Sortir de ce statut d’État tampon requiert donc des changements drastiques dans notre culture politique et les mœurs qui en découlent, dont la corruption n’est jamais absente. Ce changement n’aura pas lieu si le système communautaire n’est pas dépassé au profit de l’établissement d’un État de pleine souveraineté au vrai sens du terme. Pour cela, les communautés religieuses doivent être rendues au statut de communautés spirituelles et d’organisations civiles afin de cesser d’être à la base de l’ordre public. Ceci n’empêche pas de maintenir des gardes fous souples dans la représentation parlementaire qui doit absolument être basée sur le système d’élection à base proportionnelle (et non le scrutin majoritaire), car il est le seul adapté aux sociétés plurielles.
Il faut aussi que la belle jeunesse libanaise qui a manifesté avec tant d’enthousiasme sache acquérir une indépendance intellectuelle et politique par rapport à la culture ambiante que dictent des familles politiques et leurs enfants ou les médias locaux qui reflètent la « culture des consuls ». Pour asseoir une vraie démocratie au Liban, elle doit avoir le courage de juger, ne serait-ce que moralement et éthiquement, des responsabilités des chefs de clan et de milices pour les horreurs qui se sont produites durant quinze ans, entre communautés comme à l’intérieur des communautés.
Il faut aussi que cette jeunesse à qui l’avenir appartient réalise que la tâche la plus urgente est de construire une économie productive, basée sur la connaissance, les techniques et technologies de pointe. Seule une telle économie peut leur assurer une vie digne de leurs compétences, de leurs aspirations et de leur dynamisme. L’émigration continue des cerveaux mine la santé politique, humaine et économique du Liban depuis un siècle et demi. Elle n’est pas une fatalité. En revanche, la transformation progressive du Liban en lieu de tourisme sexuel et en un marché de spéculations foncières et financières où les meilleures parcelles de notre territoire sont achetées depuis vingt ans par des fortunes colossales, libanaises et arabes, n’est pas un horizon sur lequel on peut construire un État de droit et de pleine souveraineté. Rappelons-nous que le drame palestinien a commencé par des achats de terres.
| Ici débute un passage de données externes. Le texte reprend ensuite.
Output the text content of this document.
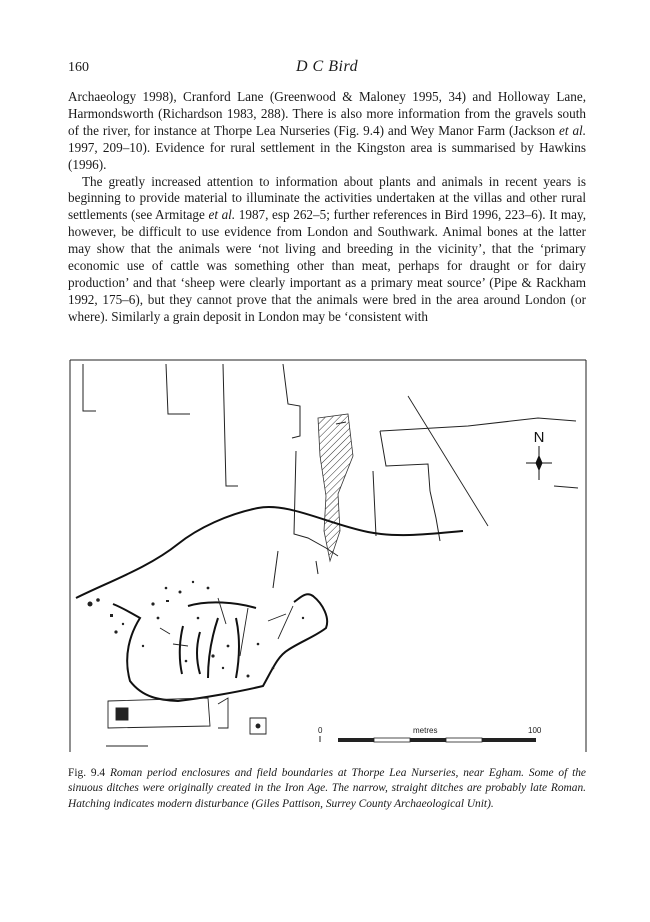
160	D C Bird

Archaeology 1998), Cranford Lane (Greenwood & Maloney 1995, 34) and Holloway Lane, Harmondsworth (Richardson 1983, 288). There is also more information from the gravels south of the river, for instance at Thorpe Lea Nurseries (Fig. 9.4) and Wey Manor Farm (Jackson et al. 1997, 209–10). Evidence for rural settlement in the Kingston area is summarised by Hawkins (1996).

The greatly increased attention to information about plants and animals in recent years is beginning to provide material to illuminate the activities undertaken at the villas and other rural settlements (see Armitage et al. 1987, esp 262–5; further references in Bird 1996, 223–6). It may, however, be difficult to use evidence from London and Southwark. Animal bones at the latter may show that the animals were ‘not living and breeding in the vicinity’, that the ‘primary economic use of cattle was something other than meat, perhaps for draught or for dairy production’ and that ‘sheep were clearly important as a primary meat source’ (Pipe & Rackham 1992, 175–6), but they cannot prove that the animals were bred in the area around London (or where). Similarly a grain deposit in London may be ‘consistent with

N
0	metres	100

Fig. 9.4 Roman period enclosures and field boundaries at Thorpe Lea Nurseries, near Egham. Some of the sinuous ditches were originally created in the Iron Age. The narrow, straight ditches are probably late Roman. Hatching indicates modern disturbance (Giles Pattison, Surrey County Archaeological Unit).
Il faut enfin que les Libanais prennent conscience qu’aimer ou admirer une culture ou une civilisation, qu’elle soit arabe ou occidentale, n’implique pas que l’on soit soumis aux impératifs géopolitiques des pays et puissances qui s’en réclament. Il faut créer une autonomie dans la réflexion politique sur le destin du Liban et, pour cela, se défaire des vieux schémas et des vieux clichés qui servent de slogans creux depuis le XIXè siècle. Pour ne pas continuer à rêver béatement et inutilement à jouer une vocation de république marchande et financière, il est surtout urgent de réaliser que le Liban n’est pas situé en Scandinavie ou sur une île déserte, et qu’Israël n’est pas l’Italie, et que la Syrie n’est pas la France. Enfin, il faut revenir à la sagesse de grands penseurs libanais, tels que Michel Chiha, Georges Samné et Yoakim Moubarac qui ont toujours considéré avec raison que l’ennemi le plus redoutable restera l’État d’Israël, tant qu’il se définira comme un État juif, incapable d’accepter la diversité communautaire de cette région du monde. Il faut aussi savoir regarder une carte géographique pour comprendre que l’on ne peut antagoniser la Syrie, ni lui demander de rentrer ou de sortir au Liban au gré de la géopolitique régionale du moment ou de la fantaisie de telle ou telle faction. Nous l’avons fait avec l’État d’Israël et nous avons payé un prix exorbitant. Un petit pays à la texture sociale fragile ne joue pas avec les puissants sans impunité, quelles que soient les petites ruses et le machiavélisme à bon marché produits par la culture des consuls et la situation d’État tampon, hélas si profitable à une classe politique qui s’auto-reproduit sans fin grâce à la perpétuation de ce statut.